Of course I do not wish anyone's gear to be replaced completely but if you'll have the possibility ... Do it again, Sam!


----------



## NancyP (Mar 12, 2018)

Ow! This shows the wisdom of kayaking / canoeing photographers keeping gear in dry bags when not actually shooting. 

Watershed brand is pricey, but the quality is top-notch.


----------



## old-pr-pix (Mar 12, 2018)

Ouch! Painful way to create an excuse to upgrade to the 100-400 Mark II version! I suppose they were lucky to even retrieve their gear. Any canoe mishaps I've encountered tended to mean anything not tied down in dry bags is likely to be lost forever.


----------



## goldenhusky (Mar 12, 2018)

Feel sorry for the folks. Samantha is quite creative. If this message is true this tells us Canon folks do read this forum. Hope they get a hint or two from here.


----------



## Don Haines (Mar 12, 2018)

NancyP said:


> Ow! This shows the wisdom of kayaking / canoeing photographers keeping gear in dry bags when not actually shooting.
> 
> Watershed brand is pricey, but the quality is top-notch.

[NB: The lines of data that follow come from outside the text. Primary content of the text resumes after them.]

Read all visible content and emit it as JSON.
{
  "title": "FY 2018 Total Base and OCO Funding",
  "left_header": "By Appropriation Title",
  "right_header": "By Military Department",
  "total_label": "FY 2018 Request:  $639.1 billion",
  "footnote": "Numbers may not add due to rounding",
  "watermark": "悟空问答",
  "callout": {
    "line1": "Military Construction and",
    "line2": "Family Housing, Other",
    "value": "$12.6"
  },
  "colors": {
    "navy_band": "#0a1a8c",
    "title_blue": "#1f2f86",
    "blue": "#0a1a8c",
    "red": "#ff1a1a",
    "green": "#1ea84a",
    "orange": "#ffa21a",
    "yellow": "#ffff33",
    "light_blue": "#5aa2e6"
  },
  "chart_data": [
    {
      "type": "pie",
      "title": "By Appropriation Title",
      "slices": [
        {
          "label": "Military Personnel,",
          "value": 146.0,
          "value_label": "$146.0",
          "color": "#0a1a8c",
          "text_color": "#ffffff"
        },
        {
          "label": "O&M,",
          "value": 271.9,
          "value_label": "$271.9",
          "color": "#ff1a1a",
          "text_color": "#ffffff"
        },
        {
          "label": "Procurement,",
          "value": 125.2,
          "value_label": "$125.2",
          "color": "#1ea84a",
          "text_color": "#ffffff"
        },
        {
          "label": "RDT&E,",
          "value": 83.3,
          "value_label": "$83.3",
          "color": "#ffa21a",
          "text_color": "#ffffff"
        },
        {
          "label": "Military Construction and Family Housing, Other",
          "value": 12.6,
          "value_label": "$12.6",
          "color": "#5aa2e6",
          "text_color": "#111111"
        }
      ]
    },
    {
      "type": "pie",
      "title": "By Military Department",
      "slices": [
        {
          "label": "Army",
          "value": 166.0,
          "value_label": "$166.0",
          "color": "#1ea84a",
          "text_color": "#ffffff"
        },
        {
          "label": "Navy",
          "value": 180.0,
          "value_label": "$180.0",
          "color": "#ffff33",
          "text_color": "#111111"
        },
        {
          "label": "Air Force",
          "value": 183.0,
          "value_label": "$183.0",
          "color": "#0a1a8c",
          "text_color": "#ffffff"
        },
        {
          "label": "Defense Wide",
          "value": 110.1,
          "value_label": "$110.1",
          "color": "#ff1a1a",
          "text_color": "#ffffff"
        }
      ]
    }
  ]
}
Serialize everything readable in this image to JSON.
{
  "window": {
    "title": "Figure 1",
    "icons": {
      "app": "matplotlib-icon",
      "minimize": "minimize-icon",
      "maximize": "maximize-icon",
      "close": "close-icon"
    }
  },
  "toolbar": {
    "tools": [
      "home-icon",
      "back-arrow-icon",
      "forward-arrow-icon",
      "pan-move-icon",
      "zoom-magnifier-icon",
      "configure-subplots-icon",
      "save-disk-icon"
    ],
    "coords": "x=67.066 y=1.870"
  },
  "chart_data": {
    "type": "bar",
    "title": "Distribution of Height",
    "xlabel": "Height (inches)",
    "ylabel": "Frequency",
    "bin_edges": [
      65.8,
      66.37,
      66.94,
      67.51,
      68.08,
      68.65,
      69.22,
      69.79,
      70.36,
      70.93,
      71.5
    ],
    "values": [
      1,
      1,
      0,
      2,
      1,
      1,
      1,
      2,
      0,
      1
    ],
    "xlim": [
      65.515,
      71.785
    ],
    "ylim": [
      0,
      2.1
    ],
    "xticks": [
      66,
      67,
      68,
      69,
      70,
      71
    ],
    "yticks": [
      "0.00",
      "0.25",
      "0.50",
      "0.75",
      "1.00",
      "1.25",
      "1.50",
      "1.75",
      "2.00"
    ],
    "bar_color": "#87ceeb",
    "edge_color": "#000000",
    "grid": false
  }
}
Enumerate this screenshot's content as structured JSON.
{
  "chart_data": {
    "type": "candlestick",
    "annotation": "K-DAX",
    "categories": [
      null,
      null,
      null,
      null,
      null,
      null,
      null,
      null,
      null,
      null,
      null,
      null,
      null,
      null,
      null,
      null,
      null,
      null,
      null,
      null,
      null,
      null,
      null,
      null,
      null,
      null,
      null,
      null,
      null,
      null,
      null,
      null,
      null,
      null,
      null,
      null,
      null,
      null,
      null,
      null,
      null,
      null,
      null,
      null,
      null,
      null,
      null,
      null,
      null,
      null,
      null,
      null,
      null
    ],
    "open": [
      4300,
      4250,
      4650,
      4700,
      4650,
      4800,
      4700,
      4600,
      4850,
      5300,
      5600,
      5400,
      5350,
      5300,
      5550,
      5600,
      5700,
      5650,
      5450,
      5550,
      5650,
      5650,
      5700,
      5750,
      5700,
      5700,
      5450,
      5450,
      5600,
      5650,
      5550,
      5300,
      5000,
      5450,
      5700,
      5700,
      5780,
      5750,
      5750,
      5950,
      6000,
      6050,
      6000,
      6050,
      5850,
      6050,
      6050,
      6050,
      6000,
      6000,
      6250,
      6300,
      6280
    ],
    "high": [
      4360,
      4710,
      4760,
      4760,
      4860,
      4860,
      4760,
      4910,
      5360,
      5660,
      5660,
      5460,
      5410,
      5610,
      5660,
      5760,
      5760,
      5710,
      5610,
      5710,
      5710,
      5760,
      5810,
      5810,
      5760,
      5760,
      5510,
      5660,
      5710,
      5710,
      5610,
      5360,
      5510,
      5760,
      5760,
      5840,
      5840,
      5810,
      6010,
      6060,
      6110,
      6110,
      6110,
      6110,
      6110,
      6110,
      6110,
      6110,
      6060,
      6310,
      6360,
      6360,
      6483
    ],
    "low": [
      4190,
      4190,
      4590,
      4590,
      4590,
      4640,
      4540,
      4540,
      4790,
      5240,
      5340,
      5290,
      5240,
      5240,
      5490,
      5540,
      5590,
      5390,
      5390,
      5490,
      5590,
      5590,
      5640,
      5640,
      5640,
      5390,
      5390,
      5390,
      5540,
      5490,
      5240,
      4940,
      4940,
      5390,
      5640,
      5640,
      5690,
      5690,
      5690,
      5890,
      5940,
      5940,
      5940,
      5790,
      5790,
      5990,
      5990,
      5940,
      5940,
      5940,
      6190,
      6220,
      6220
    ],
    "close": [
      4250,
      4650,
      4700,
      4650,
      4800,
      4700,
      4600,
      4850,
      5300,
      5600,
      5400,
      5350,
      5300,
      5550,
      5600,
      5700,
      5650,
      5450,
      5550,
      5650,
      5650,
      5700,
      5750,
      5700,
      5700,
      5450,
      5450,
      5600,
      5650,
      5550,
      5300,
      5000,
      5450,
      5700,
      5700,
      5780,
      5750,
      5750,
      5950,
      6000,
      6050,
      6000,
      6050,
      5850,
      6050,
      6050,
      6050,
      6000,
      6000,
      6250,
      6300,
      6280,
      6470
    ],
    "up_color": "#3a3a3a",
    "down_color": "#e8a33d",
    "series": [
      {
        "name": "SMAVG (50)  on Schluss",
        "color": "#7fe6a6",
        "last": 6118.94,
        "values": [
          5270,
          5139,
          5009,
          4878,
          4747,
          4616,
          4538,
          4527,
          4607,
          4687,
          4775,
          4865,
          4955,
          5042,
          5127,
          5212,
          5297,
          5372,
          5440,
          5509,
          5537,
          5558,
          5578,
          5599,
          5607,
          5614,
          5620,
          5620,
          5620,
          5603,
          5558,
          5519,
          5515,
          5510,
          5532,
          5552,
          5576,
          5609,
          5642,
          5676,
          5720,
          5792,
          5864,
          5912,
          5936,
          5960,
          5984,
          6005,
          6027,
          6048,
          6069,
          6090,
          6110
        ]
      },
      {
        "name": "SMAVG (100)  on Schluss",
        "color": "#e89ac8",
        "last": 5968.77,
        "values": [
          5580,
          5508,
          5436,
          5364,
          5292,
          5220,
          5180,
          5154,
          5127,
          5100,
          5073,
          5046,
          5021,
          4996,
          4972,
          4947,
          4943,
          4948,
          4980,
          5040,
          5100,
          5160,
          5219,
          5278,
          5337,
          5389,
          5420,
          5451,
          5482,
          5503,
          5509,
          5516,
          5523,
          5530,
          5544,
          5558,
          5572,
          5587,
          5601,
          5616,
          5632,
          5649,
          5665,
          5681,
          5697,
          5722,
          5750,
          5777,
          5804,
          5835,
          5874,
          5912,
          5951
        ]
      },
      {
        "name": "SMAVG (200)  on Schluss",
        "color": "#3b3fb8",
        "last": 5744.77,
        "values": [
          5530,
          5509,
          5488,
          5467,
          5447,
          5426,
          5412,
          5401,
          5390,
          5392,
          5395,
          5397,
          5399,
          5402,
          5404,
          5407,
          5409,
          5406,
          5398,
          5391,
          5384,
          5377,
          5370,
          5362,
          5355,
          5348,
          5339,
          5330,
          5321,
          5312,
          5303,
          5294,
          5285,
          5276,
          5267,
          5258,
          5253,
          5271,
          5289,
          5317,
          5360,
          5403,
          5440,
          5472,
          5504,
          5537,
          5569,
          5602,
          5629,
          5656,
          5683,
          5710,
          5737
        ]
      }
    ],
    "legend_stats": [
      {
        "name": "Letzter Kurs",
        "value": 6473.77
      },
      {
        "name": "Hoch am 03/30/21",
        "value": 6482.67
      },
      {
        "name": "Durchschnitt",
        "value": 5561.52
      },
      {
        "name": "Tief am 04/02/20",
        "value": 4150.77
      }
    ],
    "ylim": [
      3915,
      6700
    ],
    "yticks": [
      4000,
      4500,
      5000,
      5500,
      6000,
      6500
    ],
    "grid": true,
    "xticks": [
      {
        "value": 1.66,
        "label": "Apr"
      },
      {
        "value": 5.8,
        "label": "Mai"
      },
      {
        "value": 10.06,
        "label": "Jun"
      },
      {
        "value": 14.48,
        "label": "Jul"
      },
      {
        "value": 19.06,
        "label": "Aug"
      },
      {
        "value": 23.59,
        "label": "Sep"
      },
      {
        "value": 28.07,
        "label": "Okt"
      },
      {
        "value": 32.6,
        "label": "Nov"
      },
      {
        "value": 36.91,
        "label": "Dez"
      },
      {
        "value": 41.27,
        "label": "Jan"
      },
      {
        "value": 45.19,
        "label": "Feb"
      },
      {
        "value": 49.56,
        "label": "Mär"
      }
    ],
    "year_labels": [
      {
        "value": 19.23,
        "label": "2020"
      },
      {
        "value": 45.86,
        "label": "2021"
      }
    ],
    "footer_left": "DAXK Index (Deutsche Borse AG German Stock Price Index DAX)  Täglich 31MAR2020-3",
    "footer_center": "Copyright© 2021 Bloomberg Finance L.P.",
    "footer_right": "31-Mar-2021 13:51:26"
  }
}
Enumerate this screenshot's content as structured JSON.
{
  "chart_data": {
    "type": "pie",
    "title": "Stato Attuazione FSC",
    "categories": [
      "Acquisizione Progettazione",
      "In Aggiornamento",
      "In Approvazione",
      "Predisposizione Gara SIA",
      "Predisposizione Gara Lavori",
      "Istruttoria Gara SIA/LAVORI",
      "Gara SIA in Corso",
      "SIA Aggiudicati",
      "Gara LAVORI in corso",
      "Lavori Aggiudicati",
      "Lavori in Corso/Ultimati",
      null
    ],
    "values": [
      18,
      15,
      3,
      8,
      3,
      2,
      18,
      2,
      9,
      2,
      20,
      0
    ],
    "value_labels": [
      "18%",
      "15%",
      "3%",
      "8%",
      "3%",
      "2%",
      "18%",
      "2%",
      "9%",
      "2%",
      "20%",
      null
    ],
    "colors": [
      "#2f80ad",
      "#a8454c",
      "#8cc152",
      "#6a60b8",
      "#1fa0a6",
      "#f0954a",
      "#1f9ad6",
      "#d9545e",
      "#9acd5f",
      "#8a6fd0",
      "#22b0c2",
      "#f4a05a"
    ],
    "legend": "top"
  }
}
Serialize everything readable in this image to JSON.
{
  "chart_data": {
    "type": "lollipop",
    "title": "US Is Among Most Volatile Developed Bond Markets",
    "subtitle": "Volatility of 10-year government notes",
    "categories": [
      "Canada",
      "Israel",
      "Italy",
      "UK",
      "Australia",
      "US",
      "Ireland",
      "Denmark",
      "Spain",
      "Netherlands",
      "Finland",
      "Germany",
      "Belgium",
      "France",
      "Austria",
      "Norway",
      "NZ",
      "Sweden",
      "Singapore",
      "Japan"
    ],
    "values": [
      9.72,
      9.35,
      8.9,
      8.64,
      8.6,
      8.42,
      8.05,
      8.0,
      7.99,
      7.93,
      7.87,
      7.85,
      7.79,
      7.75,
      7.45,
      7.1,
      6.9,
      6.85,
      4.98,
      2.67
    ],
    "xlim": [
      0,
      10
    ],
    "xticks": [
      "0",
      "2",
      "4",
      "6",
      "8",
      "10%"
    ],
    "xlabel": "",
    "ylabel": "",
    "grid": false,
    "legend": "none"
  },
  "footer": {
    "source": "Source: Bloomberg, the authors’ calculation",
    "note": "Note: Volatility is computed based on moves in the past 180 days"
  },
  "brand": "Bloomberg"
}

And pelican cases.... my gear has survived 45 years of canoe tripping in dry bags, and then pelican cases..... so far, so good!


----------



## NancyP (Mar 14, 2018)

Paddlers can be subject to G.A.S. as well (I know someone with at least 12 kayaks - his kayaks come in extra-long, long, short, fold-up, stand-up-paddle, ultra-light, and he has 2 of each, for wife and himself.


----------



## slclick (Mar 14, 2018)

Where is the CropBot? Or the APS-H Bot?


----------